Temporary suspensions of the Schengen rules, as well as stricter controls on other borders, are the reason for new tensions among Croatian trucking industry, which fears that such measures will affect its business and cause financial losses. The Croatian Chamber of Economy does not expect any dramatic delays, but its Office of Transportation expects a slowdown, particularly on the border with Serbia. However, new conditions will possibly lead to urgent negotiations about new prices of transport services, reports Vecernji List on January 24, 2016.
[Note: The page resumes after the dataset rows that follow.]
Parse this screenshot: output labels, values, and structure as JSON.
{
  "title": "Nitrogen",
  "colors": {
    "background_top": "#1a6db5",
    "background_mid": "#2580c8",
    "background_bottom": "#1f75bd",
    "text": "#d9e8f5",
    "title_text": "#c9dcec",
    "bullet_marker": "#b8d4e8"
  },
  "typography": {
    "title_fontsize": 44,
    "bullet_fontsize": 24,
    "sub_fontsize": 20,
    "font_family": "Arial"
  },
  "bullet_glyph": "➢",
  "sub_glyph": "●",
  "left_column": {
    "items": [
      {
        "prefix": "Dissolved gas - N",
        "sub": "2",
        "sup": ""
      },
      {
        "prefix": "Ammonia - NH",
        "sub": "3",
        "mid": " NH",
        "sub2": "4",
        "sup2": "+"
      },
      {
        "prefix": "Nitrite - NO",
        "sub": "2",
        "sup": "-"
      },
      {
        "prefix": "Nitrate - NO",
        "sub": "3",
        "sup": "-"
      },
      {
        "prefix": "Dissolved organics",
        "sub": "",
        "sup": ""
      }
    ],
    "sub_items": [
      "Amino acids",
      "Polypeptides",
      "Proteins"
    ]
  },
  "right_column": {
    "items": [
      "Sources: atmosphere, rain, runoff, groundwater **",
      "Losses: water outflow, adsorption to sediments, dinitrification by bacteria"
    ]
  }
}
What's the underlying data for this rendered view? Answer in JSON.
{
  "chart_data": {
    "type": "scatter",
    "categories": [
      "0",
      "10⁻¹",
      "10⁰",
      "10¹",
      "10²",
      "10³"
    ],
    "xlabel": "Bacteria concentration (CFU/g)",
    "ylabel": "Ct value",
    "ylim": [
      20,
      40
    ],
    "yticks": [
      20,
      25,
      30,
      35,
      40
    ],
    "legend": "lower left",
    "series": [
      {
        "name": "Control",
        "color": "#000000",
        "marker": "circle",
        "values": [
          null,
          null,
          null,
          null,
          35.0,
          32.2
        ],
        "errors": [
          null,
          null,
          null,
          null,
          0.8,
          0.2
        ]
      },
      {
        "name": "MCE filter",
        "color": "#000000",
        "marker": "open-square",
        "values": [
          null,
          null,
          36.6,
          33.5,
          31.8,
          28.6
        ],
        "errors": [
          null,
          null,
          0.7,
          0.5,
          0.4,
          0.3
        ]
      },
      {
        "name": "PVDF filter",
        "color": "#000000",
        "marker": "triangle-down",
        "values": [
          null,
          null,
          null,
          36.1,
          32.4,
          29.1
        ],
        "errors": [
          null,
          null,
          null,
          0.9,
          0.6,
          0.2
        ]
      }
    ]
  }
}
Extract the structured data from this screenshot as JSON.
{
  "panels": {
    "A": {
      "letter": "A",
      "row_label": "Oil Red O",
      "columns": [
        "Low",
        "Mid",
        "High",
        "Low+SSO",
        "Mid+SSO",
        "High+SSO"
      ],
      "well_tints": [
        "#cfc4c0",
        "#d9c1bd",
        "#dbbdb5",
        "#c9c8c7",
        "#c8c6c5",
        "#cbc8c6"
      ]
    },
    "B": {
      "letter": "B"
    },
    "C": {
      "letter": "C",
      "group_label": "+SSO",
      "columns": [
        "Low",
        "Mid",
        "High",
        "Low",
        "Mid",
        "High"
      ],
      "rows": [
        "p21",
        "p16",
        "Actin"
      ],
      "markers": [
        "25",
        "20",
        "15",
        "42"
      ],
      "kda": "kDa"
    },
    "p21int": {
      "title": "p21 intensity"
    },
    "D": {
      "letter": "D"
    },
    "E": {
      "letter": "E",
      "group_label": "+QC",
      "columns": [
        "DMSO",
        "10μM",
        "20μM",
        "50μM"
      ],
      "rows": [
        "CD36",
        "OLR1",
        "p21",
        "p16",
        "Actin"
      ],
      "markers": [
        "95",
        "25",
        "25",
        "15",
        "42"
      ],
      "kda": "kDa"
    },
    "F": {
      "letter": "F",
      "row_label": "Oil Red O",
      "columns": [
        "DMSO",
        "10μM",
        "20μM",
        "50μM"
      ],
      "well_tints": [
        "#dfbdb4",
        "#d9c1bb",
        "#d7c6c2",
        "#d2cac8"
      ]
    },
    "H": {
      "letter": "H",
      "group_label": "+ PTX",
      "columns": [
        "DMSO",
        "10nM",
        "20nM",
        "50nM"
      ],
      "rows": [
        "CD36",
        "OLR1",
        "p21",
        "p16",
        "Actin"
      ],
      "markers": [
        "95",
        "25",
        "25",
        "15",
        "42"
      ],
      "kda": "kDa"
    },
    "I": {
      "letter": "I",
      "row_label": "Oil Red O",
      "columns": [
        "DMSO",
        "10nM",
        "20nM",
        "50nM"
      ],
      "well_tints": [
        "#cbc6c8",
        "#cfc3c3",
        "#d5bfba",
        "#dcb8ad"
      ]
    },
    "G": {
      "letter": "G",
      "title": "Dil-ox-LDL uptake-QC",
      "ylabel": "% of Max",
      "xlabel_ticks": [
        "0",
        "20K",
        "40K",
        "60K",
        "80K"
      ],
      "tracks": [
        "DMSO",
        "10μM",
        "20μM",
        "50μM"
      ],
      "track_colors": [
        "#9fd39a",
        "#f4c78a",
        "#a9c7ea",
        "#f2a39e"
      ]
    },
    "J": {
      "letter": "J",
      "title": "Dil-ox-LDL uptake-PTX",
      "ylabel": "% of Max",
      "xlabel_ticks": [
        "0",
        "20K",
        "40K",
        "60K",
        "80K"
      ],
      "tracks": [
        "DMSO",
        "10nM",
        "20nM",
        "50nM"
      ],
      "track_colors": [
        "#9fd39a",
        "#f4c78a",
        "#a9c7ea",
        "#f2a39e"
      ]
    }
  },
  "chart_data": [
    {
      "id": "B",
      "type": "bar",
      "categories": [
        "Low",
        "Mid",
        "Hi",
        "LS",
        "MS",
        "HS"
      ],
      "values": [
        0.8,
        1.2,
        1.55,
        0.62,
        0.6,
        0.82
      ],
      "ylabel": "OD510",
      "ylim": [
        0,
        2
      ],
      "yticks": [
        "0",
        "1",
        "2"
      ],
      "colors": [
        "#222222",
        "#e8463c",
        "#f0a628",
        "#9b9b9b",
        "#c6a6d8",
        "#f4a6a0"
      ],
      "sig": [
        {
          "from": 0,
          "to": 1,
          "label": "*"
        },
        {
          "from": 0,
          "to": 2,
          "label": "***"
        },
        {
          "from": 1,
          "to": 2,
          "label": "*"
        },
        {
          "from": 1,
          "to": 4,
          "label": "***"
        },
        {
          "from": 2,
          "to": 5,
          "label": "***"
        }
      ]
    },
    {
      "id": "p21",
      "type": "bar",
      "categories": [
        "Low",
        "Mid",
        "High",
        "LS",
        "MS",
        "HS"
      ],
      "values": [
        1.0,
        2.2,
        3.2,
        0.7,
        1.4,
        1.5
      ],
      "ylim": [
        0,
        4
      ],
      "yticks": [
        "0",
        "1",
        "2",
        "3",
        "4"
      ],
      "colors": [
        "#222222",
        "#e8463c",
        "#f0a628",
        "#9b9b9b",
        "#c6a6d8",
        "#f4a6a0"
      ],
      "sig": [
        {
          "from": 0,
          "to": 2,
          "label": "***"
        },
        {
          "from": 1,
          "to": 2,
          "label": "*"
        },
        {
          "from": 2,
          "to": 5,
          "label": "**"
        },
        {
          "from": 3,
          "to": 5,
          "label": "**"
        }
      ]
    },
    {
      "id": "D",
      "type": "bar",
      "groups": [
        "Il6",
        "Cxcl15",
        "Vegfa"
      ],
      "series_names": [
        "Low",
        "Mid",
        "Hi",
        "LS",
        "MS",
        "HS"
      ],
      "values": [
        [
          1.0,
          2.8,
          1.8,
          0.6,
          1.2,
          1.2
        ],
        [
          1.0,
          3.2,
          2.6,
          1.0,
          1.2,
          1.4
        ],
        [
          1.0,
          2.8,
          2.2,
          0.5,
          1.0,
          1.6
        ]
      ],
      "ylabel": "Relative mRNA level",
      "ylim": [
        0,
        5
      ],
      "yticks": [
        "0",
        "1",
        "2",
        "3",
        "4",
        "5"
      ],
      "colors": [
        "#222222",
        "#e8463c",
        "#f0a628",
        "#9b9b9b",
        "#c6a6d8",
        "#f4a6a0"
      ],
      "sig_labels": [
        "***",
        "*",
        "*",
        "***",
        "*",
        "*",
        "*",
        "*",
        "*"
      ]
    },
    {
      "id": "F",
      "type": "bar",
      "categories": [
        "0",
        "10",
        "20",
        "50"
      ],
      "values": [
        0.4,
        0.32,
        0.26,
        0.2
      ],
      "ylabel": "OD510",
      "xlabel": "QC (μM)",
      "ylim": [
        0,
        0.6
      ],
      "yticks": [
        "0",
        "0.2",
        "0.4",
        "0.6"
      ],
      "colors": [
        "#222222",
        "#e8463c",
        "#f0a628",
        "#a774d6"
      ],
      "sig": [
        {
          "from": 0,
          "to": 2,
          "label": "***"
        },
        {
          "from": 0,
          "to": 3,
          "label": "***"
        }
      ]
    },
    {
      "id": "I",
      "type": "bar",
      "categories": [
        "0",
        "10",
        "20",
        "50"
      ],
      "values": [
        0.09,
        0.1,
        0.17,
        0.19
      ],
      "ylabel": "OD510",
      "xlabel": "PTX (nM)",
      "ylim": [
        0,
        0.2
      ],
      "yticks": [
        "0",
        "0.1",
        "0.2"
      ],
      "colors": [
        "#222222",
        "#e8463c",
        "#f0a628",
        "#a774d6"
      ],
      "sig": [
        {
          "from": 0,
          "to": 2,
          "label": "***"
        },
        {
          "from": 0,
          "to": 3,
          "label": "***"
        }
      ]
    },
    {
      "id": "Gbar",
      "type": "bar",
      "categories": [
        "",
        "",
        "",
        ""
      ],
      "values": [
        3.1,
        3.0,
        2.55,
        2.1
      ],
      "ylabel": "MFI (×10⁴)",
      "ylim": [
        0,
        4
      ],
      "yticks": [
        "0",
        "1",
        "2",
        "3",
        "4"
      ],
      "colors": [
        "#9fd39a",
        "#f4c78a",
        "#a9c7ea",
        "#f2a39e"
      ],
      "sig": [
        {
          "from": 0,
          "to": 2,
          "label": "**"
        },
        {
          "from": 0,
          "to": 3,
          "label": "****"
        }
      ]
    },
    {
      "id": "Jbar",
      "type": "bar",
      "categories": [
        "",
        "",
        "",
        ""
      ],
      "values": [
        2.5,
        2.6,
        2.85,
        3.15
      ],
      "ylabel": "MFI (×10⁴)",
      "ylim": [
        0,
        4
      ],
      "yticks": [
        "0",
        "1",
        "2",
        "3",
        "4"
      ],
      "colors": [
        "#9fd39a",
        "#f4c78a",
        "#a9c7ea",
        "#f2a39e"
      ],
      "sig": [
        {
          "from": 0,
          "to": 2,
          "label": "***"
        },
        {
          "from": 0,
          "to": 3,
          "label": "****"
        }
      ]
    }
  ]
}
Branko Roglić, the owner of Orbico, one of the largest European distributors of consumer goods, says that in the period of low fuel prices truckers have made a profit, but now they will have to pay the price of a somewhat slower movement of goods. However, he points out that it is difficult at this time to quantify the negative effects. His company operates in 18 European Union member states and in Ukraine, with an annual turnover of about 1.7 billion euros, and predicts that the regime of stricter controls will be felt not only in western Europe, but also in its central and eastern part. However, he does not expect any significant rise in costs for his business group. “It is possible that truckers will now try to increase their prices due to the fact that transport will take longer than usual, which is then reflected in their driver costs. On the other hand, fuel is getting cheaper which should compensate for some of their loses”, says Roglić.

However, Association of Croatian Road Transport Industry expects a significant slowdown in freight and truck transportation. Its president Dragutin Kranjčec points out that truckers cannot prepare themselves to minimize the damage because they have no alternative. “They must adapt to new temporary border regimes, and we know how much time a driver can spend behind the wheel. Any slowdown reduces the driving time and results in losses. However, smaller enterprises are more flexible, so we can predict that the biggest burden will be borne by the larger trucking companies”, says Kranjčec.

The sector of transportation and storage accounts for approximately 60,000 employees in about 4,000 companies, with the total annual income of 30 billion kuna. Many of them have already experienced the new border regimes. Vice-president of their association Darko Vukadinović says that is nothing compared to the losses they expect in the future. “But we do not expect that the costs will be transferred to customers, which means that the burden of the new regime for the most part will be borne by truckers which will face losses. The biggest problems are expected in Western Europe”, says Vukadinović.

Some of the European trucking companies tried to come to an agreement with the European Union to make rules about the number of hours which the drivers are allowed to spend behind the wheel more flexible, due to more frequent controls on the roads. However, the European Union has decided against changing its strict rules.